René Jacobs avait tenté de faire renaître son théâtre brillant en enregistrant son Orontea, voici que, à l’invite d’Alessandro De Marchi, qui assure la direction du Festival d’Innsbruck, Ottavio Dantone ressuscite La Dori, y transfusant son sens inné du théâtre.
Mais quoi faire d’une partition qui en son entier dépasse les cinq heures, quel prologue choisir parmi ceux qui accompagnèrent les diverses apparitions de l’œuvre – La Dori fut l’un des ouvrages les plus courus en son siècle -, comment présenter aujourd’hui ce chef d’œuvre oublié ?
Adieux Prologue, Ottavio Dantone resserre sa Dori en un peu moins de trois heures, n’oubliant rien de l’intrigue et laissant à tous les personnages l’espace nécessaire. Subtilement, il insiste sur le grand matériau d’arias que contient l’œuvre, soulignant cette émancipation du théâtre de Cesti en regard de celui de Cavalli, et il habille le tout d’une orchestration opulente, saturée de timbres, dont les couleurs avivées faisaient écho à la magnificence des costumes d’Anna Maria Heinreich pour cette production qui aurait mérité d’être filmée.

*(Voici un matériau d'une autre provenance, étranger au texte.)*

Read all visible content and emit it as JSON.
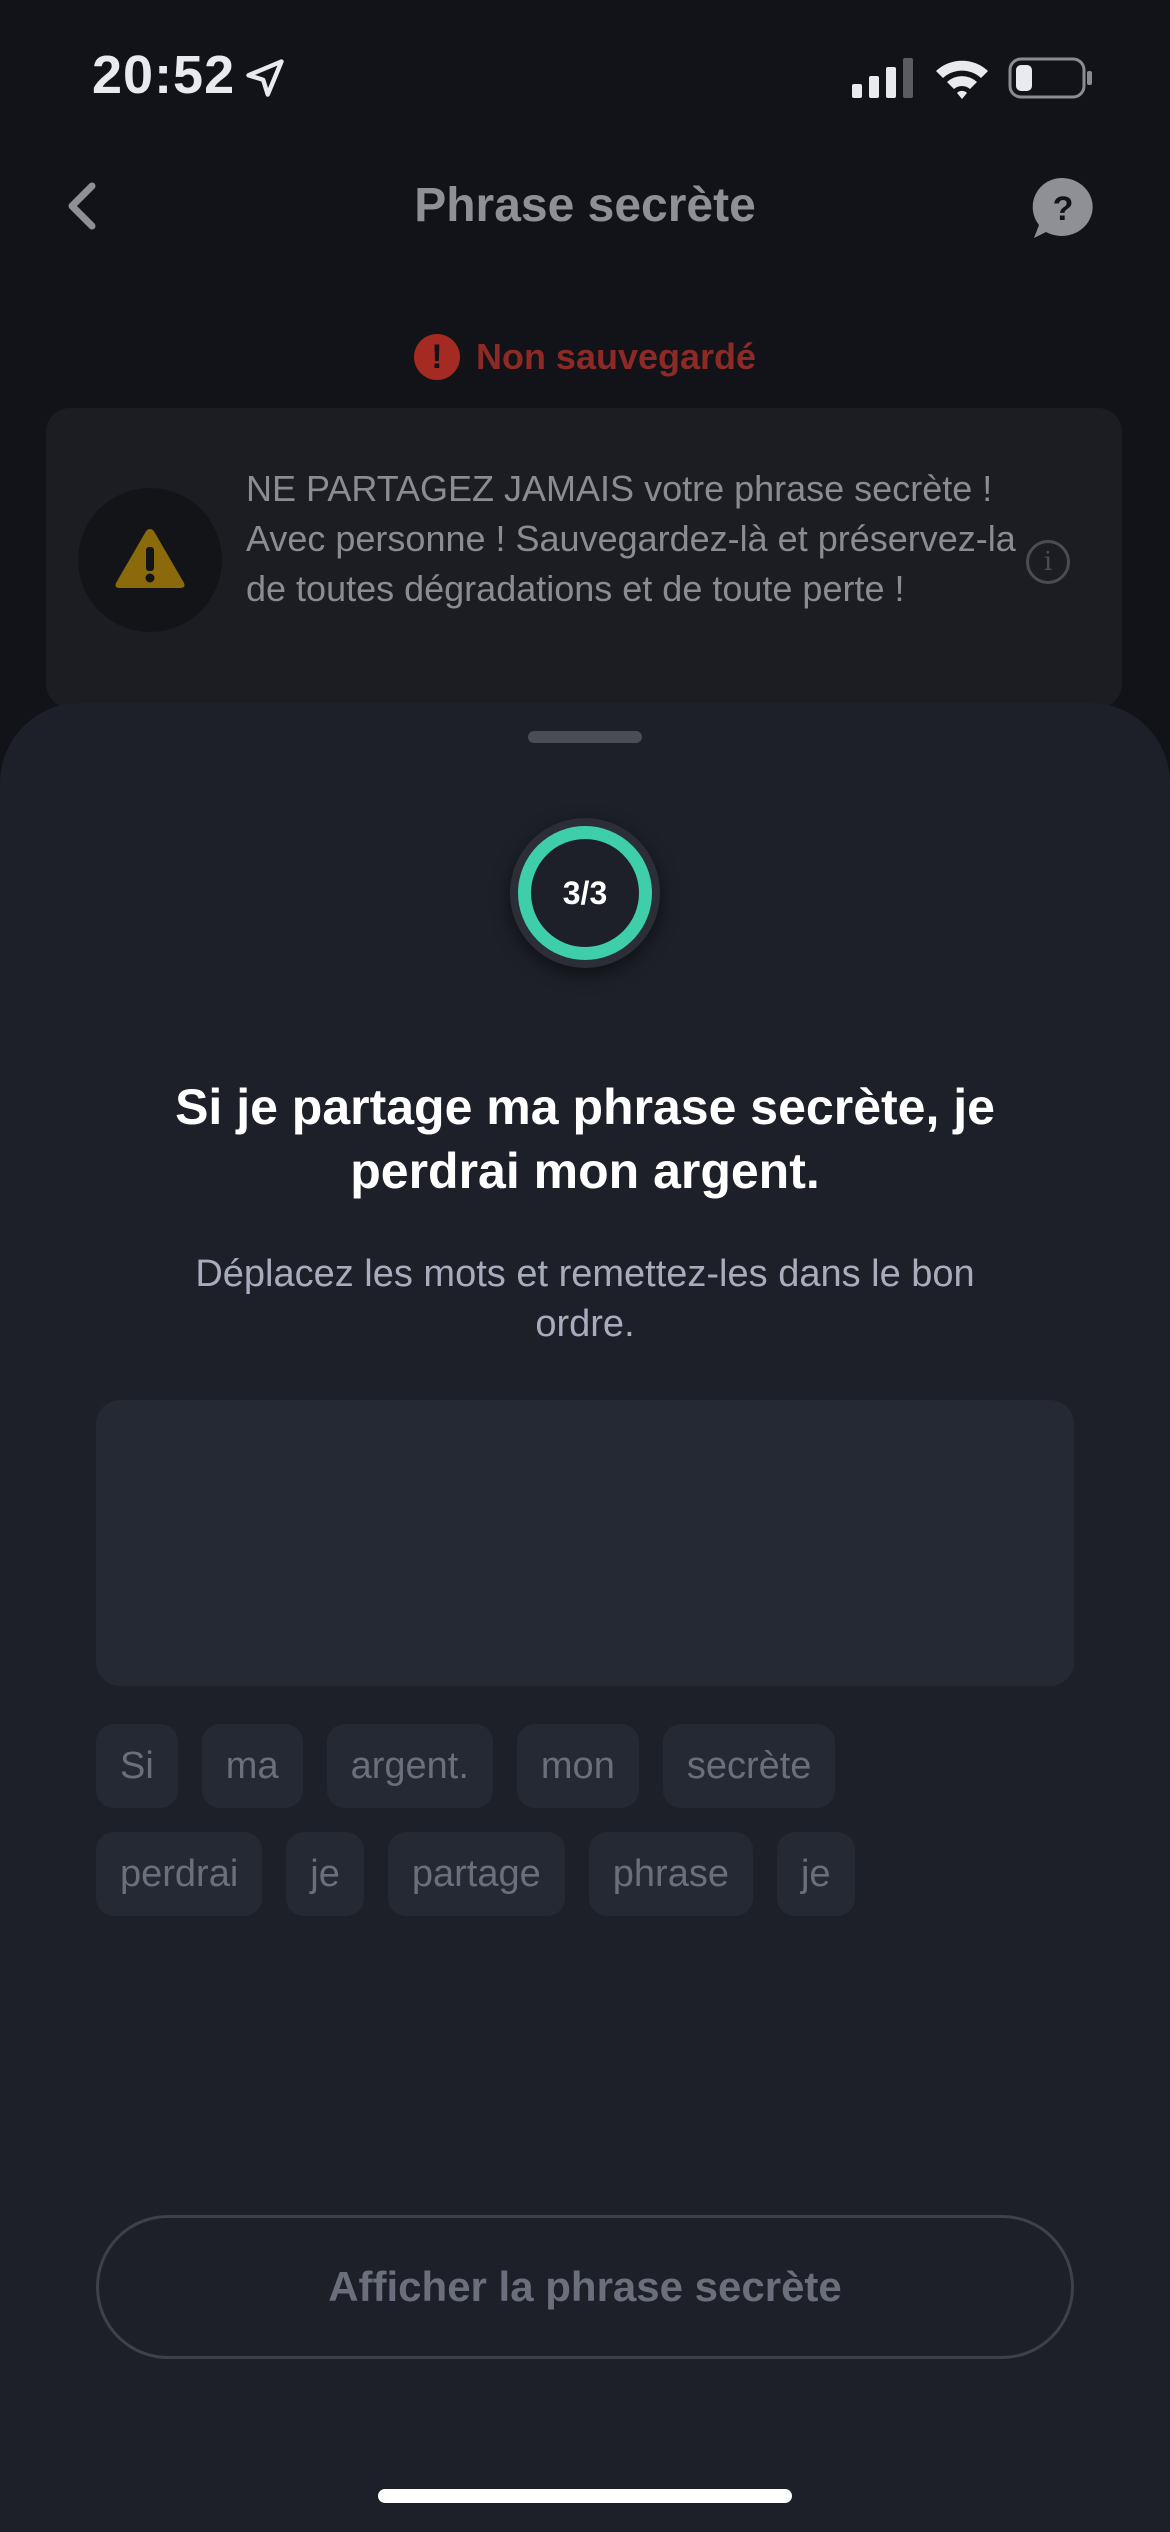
{
  "status_bar": {
    "time": "20:52"
  },
  "header": {
    "title": "Phrase secrète",
    "help_label": "?"
  },
  "save_status": {
    "text": "Non sauvegardé",
    "color": "#8e2a25"
  },
  "warning": {
    "text": "NE PARTAGEZ JAMAIS votre phrase secrète ! Avec personne ! Sauvegardez-là et préservez-la de toutes dégradations et de toute perte !",
    "info_label": "i"
  },
  "sheet": {
    "progress_label": "3/3",
    "progress_fraction": 1.0,
    "title": "Si je partage ma phrase secrète, je perdrai mon argent.",
    "subtitle": "Déplacez les mots et remettez-les dans le bon ordre.",
    "word_rows": [
      [
        "Si",
        "ma",
        "argent.",
        "mon",
        "secrète"
      ],
      [
        "perdrai",
        "je",
        "partage",
        "phrase",
        "je"
      ]
    ],
    "show_button_label": "Afficher la phrase secrète"
  },
  "colors": {
    "accent": "#3ecfaa",
    "background": "#121318",
    "sheet": "#1d2028"
  }
}
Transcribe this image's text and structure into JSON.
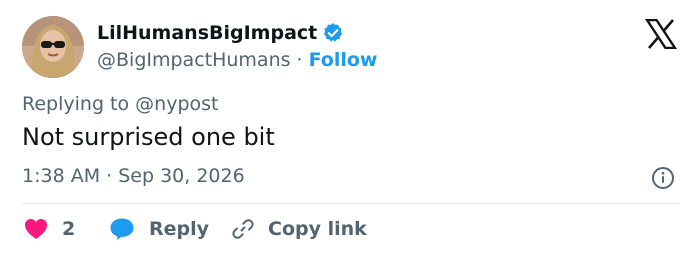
{
  "author": {
    "display_name": "LilHumansBigImpact",
    "handle": "@BigImpactHumans",
    "separator": "·",
    "follow_label": "Follow",
    "verified": true
  },
  "tweet": {
    "reply_context": "Replying to @nypost",
    "text": "Not surprised one bit",
    "timestamp": "1:38 AM · Sep 30, 2026"
  },
  "actions": {
    "like_count": "2",
    "reply_label": "Reply",
    "copy_link_label": "Copy link"
  },
  "icons": {
    "logo": "x-logo-icon",
    "verified": "verified-badge-icon",
    "info": "info-icon",
    "like": "heart-icon",
    "reply": "speech-bubble-icon",
    "copy_link": "link-icon"
  },
  "colors": {
    "text_primary": "#0f1419",
    "text_secondary": "#536471",
    "accent": "#1d9bf0",
    "like": "#f91880",
    "divider": "#e1e8ed"
  }
}
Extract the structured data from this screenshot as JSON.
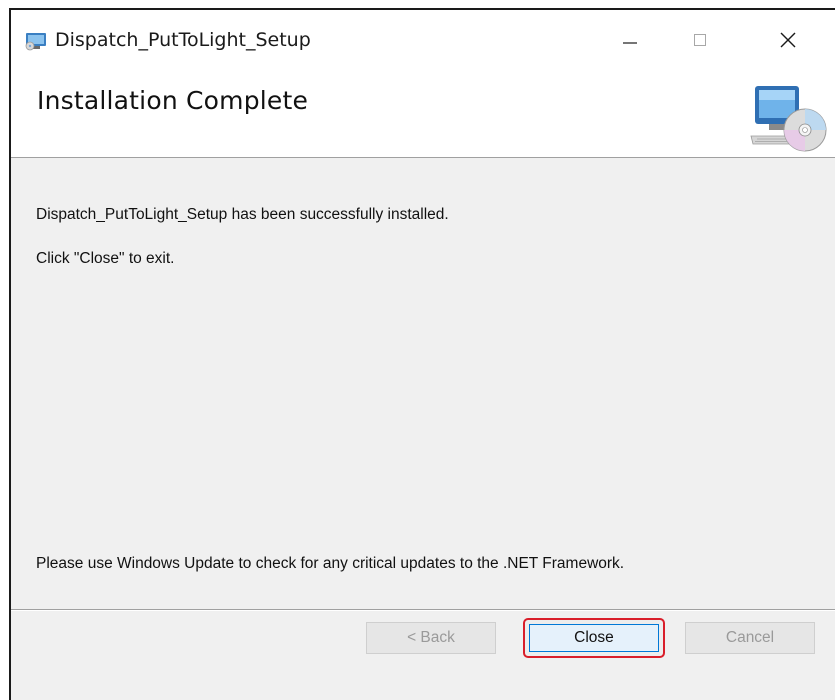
{
  "window": {
    "title": "Dispatch_PutToLight_Setup",
    "controls": {
      "minimize": "—",
      "maximize": "☐",
      "close": "✕"
    }
  },
  "banner": {
    "title": "Installation Complete",
    "icon": "computer-cd-icon"
  },
  "body": {
    "message_success": "Dispatch_PutToLight_Setup has been successfully installed.",
    "message_exit": "Click \"Close\" to exit.",
    "message_update": "Please use Windows Update to check for any critical updates to the .NET Framework."
  },
  "buttons": {
    "back": "< Back",
    "close": "Close",
    "cancel": "Cancel"
  },
  "colors": {
    "highlight": "#d91e2a",
    "focus": "#0078d7"
  }
}
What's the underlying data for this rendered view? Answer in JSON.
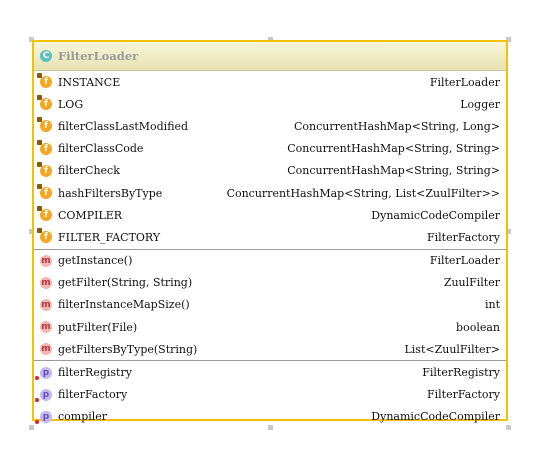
{
  "class_box": {
    "title": "FilterLoader",
    "title_icon": "class-icon",
    "fields": [
      {
        "name": "INSTANCE",
        "type": "FilterLoader"
      },
      {
        "name": "LOG",
        "type": "Logger"
      },
      {
        "name": "filterClassLastModified",
        "type": "ConcurrentHashMap<String, Long>"
      },
      {
        "name": "filterClassCode",
        "type": "ConcurrentHashMap<String, String>"
      },
      {
        "name": "filterCheck",
        "type": "ConcurrentHashMap<String, String>"
      },
      {
        "name": "hashFiltersByType",
        "type": "ConcurrentHashMap<String, List<ZuulFilter>>"
      },
      {
        "name": "COMPILER",
        "type": "DynamicCodeCompiler"
      },
      {
        "name": "FILTER_FACTORY",
        "type": "FilterFactory"
      }
    ],
    "methods": [
      {
        "name": "getInstance()",
        "type": "FilterLoader"
      },
      {
        "name": "getFilter(String, String)",
        "type": "ZuulFilter"
      },
      {
        "name": "filterInstanceMapSize()",
        "type": "int"
      },
      {
        "name": "putFilter(File)",
        "type": "boolean"
      },
      {
        "name": "getFiltersByType(String)",
        "type": "List<ZuulFilter>"
      }
    ],
    "properties": [
      {
        "name": "filterRegistry",
        "type": "FilterRegistry"
      },
      {
        "name": "filterFactory",
        "type": "FilterFactory"
      },
      {
        "name": "compiler",
        "type": "DynamicCodeCompiler"
      }
    ],
    "icon_letters": {
      "class": "C",
      "field": "f",
      "method": "m",
      "property": "p"
    }
  }
}
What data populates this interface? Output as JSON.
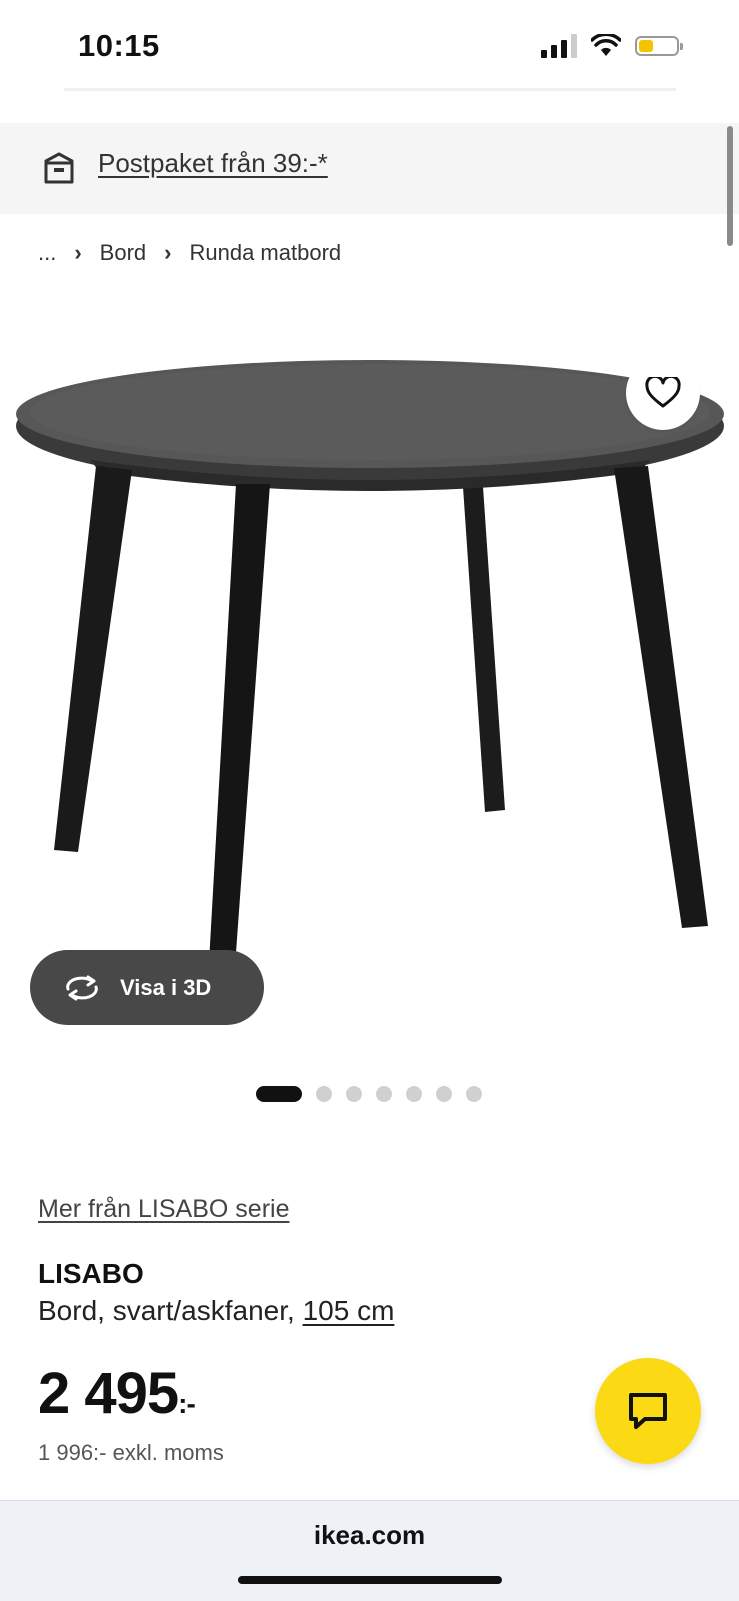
{
  "status": {
    "time": "10:15",
    "icons": [
      "cellular-signal-icon",
      "wifi-icon",
      "battery-icon"
    ]
  },
  "banner": {
    "text": "Postpaket från 39:-*",
    "icon": "parcel-box-icon"
  },
  "breadcrumb": {
    "ellipsis": "...",
    "items": [
      "Bord",
      "Runda matbord"
    ],
    "separator": "›"
  },
  "gallery": {
    "image": "black round dining table",
    "view3d_label": "Visa i 3D",
    "page_count": 7,
    "active_page": 1
  },
  "product": {
    "series_link": "Mer från LISABO serie",
    "name": "LISABO",
    "description": "Bord, svart/askfaner,",
    "size": "105 cm",
    "price_main": "2 495",
    "price_suffix": ":-",
    "price_excl": "1 996:- exkl. moms"
  },
  "browser": {
    "url": "ikea.com"
  },
  "colors": {
    "chat_button": "#fbd914",
    "banner_bg": "#f5f5f5",
    "view3d_bg": "#484848"
  }
}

Admirable jusque dans ses plus sensibles tourments, la Dori de Francesca Ascioti, alto clair aux couleurs ambrées, Oronte virtuose, aux aigus envoûtants, au medium profond, selon Rupert Enticknap, Artaserse impérieux de Federico Sacchi, magnifique Arsinoe de Francesca Lombardi Mazzuli, soprano décidément à suivre, Alberto Allegrezza ébouriffante nutrice d’Oronte, rôle que Cesti assaisonne de « cavallismes », et comment ne pas céder devant le ténor de bronze de Bradley Smith, Arsete idéal ?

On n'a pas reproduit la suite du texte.